Mortgage rates on home loans are likely to stay in the low 6% range for the rest of the year, perhaps falling to the high 5% range in the spring of 2025, a new analysis by Realtor.com estimates.
The Fed's announced 0.5% rate cut in September raised hopes that lower mortgage payments would make homes more affordable for would-be homebuyers, and perhaps encourage others, reluctant to move on because the cost of a new mortgage would be higher than their current payment, to re-enter the market.
The Realtor.com study suggests that markets that have a high percentage of owner-occupied homes with a mortgage are likely to be most positively affected by lower rates. Metros with the highest rates of owner-occupied homes with a mortgage were led by the Washington, DC metro, Denver, Raleigh, Virginia Beach, Portland, OR, Baltimore, Seattle, Atlanta, Indianapolis, and San Diego.
"Market rates continue to exceed current rates for most homeowners keeping them locked in 'golden handcuffs," it said. "As mortgage rates decline, real estate sales activity is expected to pick up in these areas."
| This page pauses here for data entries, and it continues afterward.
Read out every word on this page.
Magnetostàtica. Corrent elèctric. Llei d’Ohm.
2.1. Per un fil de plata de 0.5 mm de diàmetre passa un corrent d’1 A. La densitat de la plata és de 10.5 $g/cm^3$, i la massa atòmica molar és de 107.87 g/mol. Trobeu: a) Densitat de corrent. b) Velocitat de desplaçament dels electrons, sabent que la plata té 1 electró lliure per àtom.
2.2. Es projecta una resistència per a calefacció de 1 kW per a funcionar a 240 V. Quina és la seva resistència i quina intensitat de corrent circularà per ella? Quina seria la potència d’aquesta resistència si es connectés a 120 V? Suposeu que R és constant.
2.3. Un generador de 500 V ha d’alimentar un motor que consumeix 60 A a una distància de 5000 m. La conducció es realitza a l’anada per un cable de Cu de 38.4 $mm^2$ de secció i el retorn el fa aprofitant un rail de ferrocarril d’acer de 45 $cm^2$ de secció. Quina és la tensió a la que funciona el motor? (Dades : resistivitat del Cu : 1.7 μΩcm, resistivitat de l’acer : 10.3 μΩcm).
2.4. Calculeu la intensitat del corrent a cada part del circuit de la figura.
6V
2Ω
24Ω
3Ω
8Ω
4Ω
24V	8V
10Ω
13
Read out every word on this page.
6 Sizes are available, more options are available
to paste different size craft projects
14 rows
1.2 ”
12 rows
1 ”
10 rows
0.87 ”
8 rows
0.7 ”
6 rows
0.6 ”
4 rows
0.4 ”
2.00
The question is how older homeowners will respond. "Age and high home ownership rates also create more insulated markets," the report commented, noting "a strong correlation between a larger proportion of older homeowners (aged 65 and above) and the prevalence of outright homeownership." These owners have had more years to benefit from both home value appreciation and accumulated equity in their homes.
Metros with the highest share of owner-occupied homes without a mortgage include New Orleans, Buffalo, Pittsburgh, Miami, Tampa, Detroit, Birmingham, Houston, Oklahoma City, and Cleveland, OH.